Bardzo możliwe, że ten rozdział jest okropnie przesłodzony, ale muszę jak najszybciej lecieć z akcją. Możliwe, że nie będę też czekała na to aż ktoś mi poprawi dany rozdział, więc bardzo możliwe, że nasza historia stanie się odrobinę chaotyczna i czasem przesłodzona bo nikt mnie nie będzie hamować w razie czego... Ostatnio piszę okropnie, jakoś mi to nie wychodzi i ciągle Was zawodzę z rozdziałami...
Dlatego postanowiłam, że skończę to opowiadanie i przestanę pisać na zawsze... miałam pomysł na kolejnego bloga, ale pogorszyłam się, nie będę umiała, to będzie suche i złe (nawet nie wiem czy moje przyszłe rozdziały tutaj tak nie wyjdą) dlatego przepraszam Was... Ale spokojnie, to opowiadanie zostanie zakończone, tak jak obiecałam, ponieważ ja dotrzymuję obietnic...
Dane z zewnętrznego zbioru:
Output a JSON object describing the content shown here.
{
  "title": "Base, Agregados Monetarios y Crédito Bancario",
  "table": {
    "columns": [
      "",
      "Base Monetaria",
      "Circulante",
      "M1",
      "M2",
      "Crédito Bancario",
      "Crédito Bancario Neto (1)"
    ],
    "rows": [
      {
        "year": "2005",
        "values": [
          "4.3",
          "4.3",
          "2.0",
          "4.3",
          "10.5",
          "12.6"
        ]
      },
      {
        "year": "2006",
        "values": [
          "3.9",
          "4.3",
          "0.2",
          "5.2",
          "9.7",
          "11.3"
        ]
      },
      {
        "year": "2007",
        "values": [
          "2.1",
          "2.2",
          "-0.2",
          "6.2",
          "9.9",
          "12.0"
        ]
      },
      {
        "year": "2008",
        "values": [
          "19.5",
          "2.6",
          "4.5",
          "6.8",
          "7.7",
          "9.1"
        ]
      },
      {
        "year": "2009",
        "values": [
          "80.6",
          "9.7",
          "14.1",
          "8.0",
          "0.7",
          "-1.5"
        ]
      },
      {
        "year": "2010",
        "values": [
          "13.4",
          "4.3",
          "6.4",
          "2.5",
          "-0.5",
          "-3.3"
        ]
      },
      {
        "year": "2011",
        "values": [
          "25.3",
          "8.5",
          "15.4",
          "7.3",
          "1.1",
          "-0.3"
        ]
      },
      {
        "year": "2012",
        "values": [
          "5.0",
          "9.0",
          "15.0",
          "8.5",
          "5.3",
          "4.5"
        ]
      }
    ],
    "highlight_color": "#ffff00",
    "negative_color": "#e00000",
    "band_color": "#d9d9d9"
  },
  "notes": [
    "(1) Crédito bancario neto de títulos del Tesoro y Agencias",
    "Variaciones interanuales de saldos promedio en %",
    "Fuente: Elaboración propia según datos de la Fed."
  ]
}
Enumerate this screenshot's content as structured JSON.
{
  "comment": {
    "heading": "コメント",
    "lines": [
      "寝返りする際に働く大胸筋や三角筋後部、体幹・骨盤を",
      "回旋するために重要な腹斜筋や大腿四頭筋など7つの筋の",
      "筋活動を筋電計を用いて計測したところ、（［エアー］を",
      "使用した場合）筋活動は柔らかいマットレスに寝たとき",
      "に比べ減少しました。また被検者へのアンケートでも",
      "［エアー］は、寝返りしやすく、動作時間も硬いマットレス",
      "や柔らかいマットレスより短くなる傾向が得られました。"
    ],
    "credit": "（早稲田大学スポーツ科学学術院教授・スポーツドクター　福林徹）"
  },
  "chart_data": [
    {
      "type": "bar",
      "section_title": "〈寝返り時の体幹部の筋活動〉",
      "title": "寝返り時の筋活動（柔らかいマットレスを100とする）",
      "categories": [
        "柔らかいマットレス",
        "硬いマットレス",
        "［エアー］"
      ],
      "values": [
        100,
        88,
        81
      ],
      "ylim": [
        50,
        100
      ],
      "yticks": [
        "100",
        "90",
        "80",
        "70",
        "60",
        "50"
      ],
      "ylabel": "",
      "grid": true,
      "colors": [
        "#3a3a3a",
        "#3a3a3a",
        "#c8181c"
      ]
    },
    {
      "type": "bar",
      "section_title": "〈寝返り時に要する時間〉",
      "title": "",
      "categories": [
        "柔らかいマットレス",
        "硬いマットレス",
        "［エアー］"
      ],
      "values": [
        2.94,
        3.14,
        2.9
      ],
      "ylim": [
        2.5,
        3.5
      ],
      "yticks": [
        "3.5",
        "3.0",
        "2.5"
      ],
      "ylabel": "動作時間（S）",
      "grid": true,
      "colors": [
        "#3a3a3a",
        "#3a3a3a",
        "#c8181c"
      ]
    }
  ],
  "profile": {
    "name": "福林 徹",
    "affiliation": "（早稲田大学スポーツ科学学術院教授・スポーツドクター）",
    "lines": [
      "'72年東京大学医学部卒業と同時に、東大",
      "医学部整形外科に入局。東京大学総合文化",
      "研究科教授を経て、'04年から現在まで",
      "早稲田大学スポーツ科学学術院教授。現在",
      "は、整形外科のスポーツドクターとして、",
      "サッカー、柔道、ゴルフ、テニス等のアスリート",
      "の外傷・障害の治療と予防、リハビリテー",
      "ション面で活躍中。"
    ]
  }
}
Przenieśmy się do rozdziału 24:
Początek pisałam w autokarze na wyjeździe do Włoch :3 Nigdy więcej nie będę tak pisać! Potem wklepywanie tego na komputer -_- MASAKRA! :D
Będzie pewnie meeeeeeeeeeeeeeeeeeeeeeeeeegaaaaa przesłodzony :/
Mamy nową narratorkę :3 A mianowicie Pansy. Nawet nie wiecie jak fajnie mi się pisało z jej perspektywy <3
Jeśli jest coś niezbyt logicznie to przepraszam, najwyżej zwróćcie mi uwagę ;) Jestem gotowa na wszelką krytykę <3
Proszę Was o komentarze i Wasze opinie :*
Już więcej nie piszę, ENJOY :*
***
Pansy
-Jedziesz do
domu na święta?- zapytał Diabeł popijając spory łyk ze szklanki z Ognistą
Whiskey.
Zanim
zdążyłam cokolwiek powiedzieć ktoś zaczął walić w drzwi od naszego pokoju. Od
razu zacisnęłam rękę na różdżce w kieszeni, tak samo jak Blaise. Spojrzałam na
niego porozumiewawczo i skinęłam głową na znak, że jestem gotowa do ewentualnej
interwencji.
Już parę
razy w tym roku mieliśmy sytuację gdzie jakieś bachory śmierciożerców chciały
nas zaatakować, żeby pomścić swoich rodziców, którzy najczęściej po wojnie
trafili do Azkabanu bądź zostali ucałowani przez dementorów. Obwiniali nas,
dlatego że nam udało się wyjść z tego cało i ktoś rozpowiedział, że zdradziliśmy
Wężą Mordę* i resztę naszych kochanych koleżków. Gdyby nie było Malfoya, przy
pierwszym ataku, to Zabini do dzisiaj leżałby w Skrzydle Szpitalnym. Prawda
była taka, że ja i Blaise zostaliśmy uratowani cudem dzięki Smokowi, za którym
wstawił się Potter.
Nasi rodzice
nie mieli tyle szczęścia co my. Zostali zesłani do Azkabanu i zobaczymy ich
dopiero za dwadzieścia lat. Cóż, należało im się. Po tym co robili na służbie u
Voldzia, nie dziwię się.
Nigdy nie
chciałam włazić w to całe bagno, tak samo jak Smok i Diabeł. Niestety pod
przymusem musieliśmy przyjąć Mroczny Znak, który ciągle mi przeszkadza bo przez
Pyszałkowatego Lorda Beznosego nie mogę nosić koszulek z krótkim rękawem i
wszyscy będą na mnie dziwnie patrzeć. Dzięki Ci o Beznadziejny Panie za tak
miłą niespodziankę i wspaniały tatuaż, który jest po prostu ostatnim krzykiem
mody! Na pewno będę wszędzie mile widziana!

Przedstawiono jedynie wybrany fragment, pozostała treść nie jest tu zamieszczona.